• Articolo , 15 marzo 2010
  • Approvati i bandi Pit per 2,7 milioni di euro

  • Due milioni e 700 mila euro a disposizione per le Piccole e Medie Imprese (Pmi) della Provincia, con un occhio di riguardo alle aziende costituite da giovani, da donne e attente alla qualità ambientale: sono stati approvati dalla Giunta provinciale i bandi per i finanziamenti relativi al Progetto Integrato Territoriale (Pit) finanziato dal Por Fesr […]

Due milioni e 700 mila euro a disposizione per le Piccole e Medie Imprese (Pmi) della Provincia, con un occhio di riguardo alle aziende costituite da giovani, da donne e attente alla qualità ambientale: sono stati approvati dalla Giunta provinciale i bandi per i finanziamenti relativi al Progetto Integrato Territoriale (Pit) finanziato dal Por Fesr Abruzzo 2007-2013, che mettono a disposizione per ciascuno dei tre ambiti territoriali (Chietino, Lancianese e Vastese) 900 mila euro per il sostegno di programmi di investimento delle Pmi per progetti di innovazione tecnologica, di processo e della organizzazione dei servizi.
Le domande potranno riguardare investimenti che, mediante ristrutturazione, razionalizzazione, ammodernamento di un impianto o di un processo produttivo, consentano un rilevante miglioramento delle prestazioni dell’impresa, in termini di posizionamento competitivo e di impatto ambientale, al fine di internalizzare innovazione e conoscenza nel processo produttivo in modo da determinare vantaggi competitivi da utilizzare nel lungo periodo. I titolari a presentare le richieste sono le Pmi anche in forma cooperativa (a cui sono riservati 800 mila euro per ciascun ambito territoriale) e le società consortili costituite da Pmi (che hanno un fondo di 100 mila euro per ogni ambito) per acquisto di macchinari, attrezzature, impianti, software ed hardware, i servizi di consulenza, l’acquisto di diritti di brevetto, di licenze, di know-how. La spesa minima ammissibile sarà di 20 mila euro, mentre il contributo massimo richiesto non può essere superiore al 50% dei costi ammissibili del progetto, fino ad un massimo di 50 mila euro.
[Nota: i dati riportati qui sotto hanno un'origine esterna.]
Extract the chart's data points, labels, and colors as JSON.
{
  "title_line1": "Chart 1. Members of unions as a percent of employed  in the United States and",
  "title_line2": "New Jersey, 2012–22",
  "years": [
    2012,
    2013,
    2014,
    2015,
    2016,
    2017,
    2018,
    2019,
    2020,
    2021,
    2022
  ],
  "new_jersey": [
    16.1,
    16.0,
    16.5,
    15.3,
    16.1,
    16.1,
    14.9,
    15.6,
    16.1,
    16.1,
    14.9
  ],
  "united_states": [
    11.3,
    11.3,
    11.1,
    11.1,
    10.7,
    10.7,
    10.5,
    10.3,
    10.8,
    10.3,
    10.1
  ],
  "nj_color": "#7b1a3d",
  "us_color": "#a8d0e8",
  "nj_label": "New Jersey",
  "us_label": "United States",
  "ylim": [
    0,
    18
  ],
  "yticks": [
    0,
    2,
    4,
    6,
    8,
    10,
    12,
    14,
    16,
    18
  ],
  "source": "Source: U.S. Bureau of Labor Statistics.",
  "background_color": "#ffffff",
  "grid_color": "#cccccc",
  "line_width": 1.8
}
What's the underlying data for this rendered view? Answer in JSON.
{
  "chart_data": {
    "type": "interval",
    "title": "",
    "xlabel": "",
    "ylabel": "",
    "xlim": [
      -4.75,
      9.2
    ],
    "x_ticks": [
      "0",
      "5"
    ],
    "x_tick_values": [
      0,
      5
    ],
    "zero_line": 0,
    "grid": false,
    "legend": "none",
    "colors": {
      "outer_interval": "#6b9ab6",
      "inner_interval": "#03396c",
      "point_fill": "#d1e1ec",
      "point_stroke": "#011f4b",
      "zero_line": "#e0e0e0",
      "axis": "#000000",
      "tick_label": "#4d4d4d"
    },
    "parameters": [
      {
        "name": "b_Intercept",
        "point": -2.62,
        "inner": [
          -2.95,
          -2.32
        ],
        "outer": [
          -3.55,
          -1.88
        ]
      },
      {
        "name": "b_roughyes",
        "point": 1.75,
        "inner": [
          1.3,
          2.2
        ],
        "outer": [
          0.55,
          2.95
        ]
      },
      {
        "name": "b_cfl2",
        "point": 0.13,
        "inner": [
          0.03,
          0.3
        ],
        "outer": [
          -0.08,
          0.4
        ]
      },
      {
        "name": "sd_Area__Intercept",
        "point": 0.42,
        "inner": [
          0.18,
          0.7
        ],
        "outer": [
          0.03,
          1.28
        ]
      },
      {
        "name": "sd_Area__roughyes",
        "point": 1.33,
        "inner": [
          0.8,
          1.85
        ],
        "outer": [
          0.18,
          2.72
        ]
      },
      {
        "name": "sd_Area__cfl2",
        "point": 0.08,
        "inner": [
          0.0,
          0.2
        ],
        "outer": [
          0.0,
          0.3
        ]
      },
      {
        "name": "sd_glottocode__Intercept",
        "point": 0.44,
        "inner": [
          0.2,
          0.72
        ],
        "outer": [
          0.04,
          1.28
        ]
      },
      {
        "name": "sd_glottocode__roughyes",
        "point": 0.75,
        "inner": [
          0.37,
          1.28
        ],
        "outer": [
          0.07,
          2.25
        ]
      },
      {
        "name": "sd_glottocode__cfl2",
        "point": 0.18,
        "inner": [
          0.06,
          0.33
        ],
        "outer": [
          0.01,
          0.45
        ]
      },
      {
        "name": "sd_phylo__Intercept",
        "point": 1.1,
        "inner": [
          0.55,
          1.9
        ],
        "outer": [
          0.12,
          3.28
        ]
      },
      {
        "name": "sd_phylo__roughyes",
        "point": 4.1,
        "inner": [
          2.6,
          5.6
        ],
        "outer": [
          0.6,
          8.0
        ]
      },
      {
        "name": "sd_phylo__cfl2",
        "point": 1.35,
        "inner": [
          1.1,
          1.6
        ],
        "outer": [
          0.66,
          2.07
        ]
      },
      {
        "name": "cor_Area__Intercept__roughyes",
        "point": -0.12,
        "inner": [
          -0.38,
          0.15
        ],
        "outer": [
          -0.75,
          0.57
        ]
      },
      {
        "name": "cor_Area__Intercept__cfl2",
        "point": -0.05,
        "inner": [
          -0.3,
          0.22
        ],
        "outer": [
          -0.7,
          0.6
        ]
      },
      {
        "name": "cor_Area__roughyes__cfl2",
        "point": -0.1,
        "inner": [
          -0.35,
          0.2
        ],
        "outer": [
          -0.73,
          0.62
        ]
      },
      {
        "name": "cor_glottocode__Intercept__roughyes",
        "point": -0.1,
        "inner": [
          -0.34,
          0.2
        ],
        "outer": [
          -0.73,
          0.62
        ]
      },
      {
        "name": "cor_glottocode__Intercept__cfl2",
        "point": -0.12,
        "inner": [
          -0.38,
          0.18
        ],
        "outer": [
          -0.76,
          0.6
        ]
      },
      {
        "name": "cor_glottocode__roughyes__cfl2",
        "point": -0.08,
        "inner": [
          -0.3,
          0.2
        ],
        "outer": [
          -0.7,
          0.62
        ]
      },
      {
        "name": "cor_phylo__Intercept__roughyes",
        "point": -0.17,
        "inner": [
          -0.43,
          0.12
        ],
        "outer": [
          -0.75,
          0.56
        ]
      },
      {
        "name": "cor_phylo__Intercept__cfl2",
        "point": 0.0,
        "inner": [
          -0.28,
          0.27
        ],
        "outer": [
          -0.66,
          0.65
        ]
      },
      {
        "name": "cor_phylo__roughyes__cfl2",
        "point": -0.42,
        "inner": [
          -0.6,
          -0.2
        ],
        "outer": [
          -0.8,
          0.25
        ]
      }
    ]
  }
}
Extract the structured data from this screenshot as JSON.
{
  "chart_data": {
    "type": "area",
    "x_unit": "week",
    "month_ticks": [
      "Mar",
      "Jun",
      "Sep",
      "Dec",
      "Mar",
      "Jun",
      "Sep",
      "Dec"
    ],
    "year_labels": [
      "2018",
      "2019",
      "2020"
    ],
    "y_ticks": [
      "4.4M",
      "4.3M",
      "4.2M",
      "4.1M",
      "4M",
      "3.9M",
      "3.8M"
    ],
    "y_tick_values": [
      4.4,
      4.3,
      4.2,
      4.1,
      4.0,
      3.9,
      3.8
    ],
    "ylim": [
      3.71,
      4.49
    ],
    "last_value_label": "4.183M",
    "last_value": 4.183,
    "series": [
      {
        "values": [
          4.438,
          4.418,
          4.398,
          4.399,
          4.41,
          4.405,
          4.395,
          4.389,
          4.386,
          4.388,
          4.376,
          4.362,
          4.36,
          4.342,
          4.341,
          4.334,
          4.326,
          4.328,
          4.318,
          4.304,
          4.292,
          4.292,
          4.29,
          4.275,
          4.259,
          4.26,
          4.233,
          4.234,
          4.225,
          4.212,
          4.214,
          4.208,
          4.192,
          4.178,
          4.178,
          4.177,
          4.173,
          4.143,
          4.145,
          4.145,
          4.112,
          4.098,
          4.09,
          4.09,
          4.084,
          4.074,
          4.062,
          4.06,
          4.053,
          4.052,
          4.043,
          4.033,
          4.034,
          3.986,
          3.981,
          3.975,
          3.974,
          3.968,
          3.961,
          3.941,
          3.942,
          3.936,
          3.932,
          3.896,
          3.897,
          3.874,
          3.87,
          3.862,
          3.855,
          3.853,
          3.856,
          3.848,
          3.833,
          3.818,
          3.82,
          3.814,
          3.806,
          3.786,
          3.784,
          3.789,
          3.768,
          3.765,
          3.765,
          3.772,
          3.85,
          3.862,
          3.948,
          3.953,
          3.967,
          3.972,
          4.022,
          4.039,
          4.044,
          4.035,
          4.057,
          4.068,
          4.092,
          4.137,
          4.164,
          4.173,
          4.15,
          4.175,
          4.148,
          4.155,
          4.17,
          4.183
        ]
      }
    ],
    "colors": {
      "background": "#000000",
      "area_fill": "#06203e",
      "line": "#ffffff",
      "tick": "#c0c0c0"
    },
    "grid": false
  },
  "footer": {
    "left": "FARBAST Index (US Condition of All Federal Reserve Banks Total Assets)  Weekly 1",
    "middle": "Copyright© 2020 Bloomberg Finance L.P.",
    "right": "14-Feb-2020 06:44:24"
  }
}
I bandi saranno operativi al momento della pubblicazione sul Bollettino Ufficiale della Regione Abruzzo e scadranno 60 giorni dopo l’avvenuta pubblicazione.
«L’approvazione di questi bandi – ha spiegato il presidente, Enrico Di Giuseppantonio – costituisce per le Piccole e Medie Imprese del territorio una boccata d’ossigeno fondamentale: le aziende del nostro territorio si misurano quotidianamente con una crisi che sta scuotendo tutto il tessuto produttivo della provincia e vivono con difficoltà l’esigenza di investire risorse in innovazioni tecnologiche. I 2,7 milioni di euro messi in campo dalla Provincia tramite fondi europei possono dare quell’aiuto concreto che gli imprenditori che costituiscono l’ossatura del nostro tessuto produttivo chiedono a gran voce dalle istituzioni. Spero vivamente che siano in tanti a voler approfittare di quest’occasione di innovazione, che potrà portare nuovo dinamismo all’economia del territorio».
«Lo sforzo della Provincia – ha chiosato l’assessore alle Attività Produttive, Daniele D’Amario – è stato di ampio respiro per garantire un coerente intervento con la programmazione provinciale: gli imprenditori potranno accedere ad un fondo che contribuisca sensibilmente all’innovazione, alla competitività e all’efficienza dell’azienda. Le domande saranno attentamente vagliate e giudicate principalmente per efficacia, efficienza e qualità progettuale, con la comparazione del businnes plan e del tasso di innovazione che il progetto propone. Aggiungeremo punti bonus per le iniziative presentate da Pmi con partecipazione di giovani e di donne e per le aziende che sono in possesso di certificazione di qualità ambientale: un segnale preciso della volontà della Provincia di sostenere aziende che credono nei giovani e nelle donne e che si pongono responsabilmente di fronte alle esigenze dell’ambiente».